The algorithm is O(n), but you are assuming that the arrays are equally sized and each one has a size of ARY_SIZE.

I will not solve the entire homework for you, but I suggest you start with the following function header: int compar2arr(int arrA[], int arrA_size, int arrB[], int arrB_size).

Keep in mind that for function arguments int arrA[] is merely equivalent to int* arrA.

As noted by Keith and Sebastian, arrA_size != arrB_size implies different (unless an author of the task defines it in other way). So you check it at the begining and return false if it holds.

EDIT

Ok, I re-read your post and it seems you need to just display all the not-equal elements and you do not know how to deal with the fact they are of different sizes.

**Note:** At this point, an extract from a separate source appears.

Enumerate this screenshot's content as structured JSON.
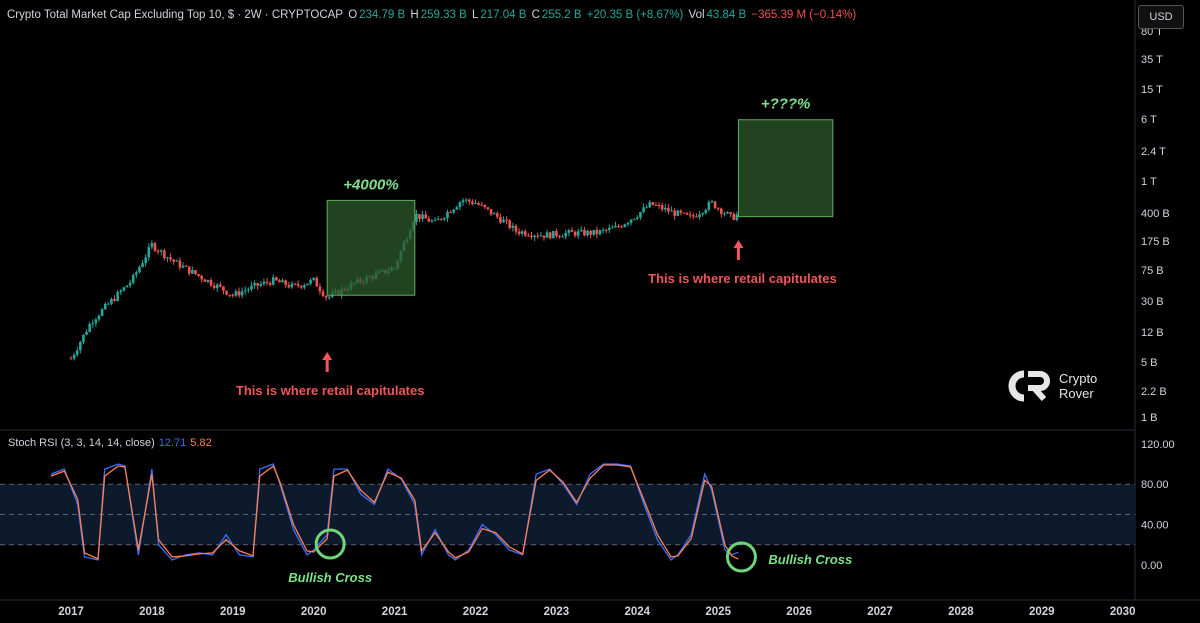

Therefore I suggest to start with the following:

int compar2arr(int arrA[], int arrA_size, int arrB[], int arrB_size)
{
   int smaller_size = // arrA_size or arrB size, the smaller one; 
   int higher_size = // arrA_size or arrB size, the higher one; 
   int *bigger_array;  
   int i;     
   int result = true;

   if (arrA_size > arrB_size)
       bigger_array = arrA;
   else
       bigger_array = arrB;

   for (i = 0; i < smaller_size; i++)
   {
      if (/* i-th elements are not(!!) equal */)
      {
         result = false;
         // print the values to be different
      }
   }

   if (smaller_size != higher_size)
     result = false;

   for (i = smaller_size; i < higher_size; i++)
   {
       // print bigger_array[i]
   }

   return result;
}

I am sure you can come up with the actual code to replace comments.
It is not the most concise way to write, but wanted to keep it easy to understand. Anyway, the computational complexity is O(n), the best possible.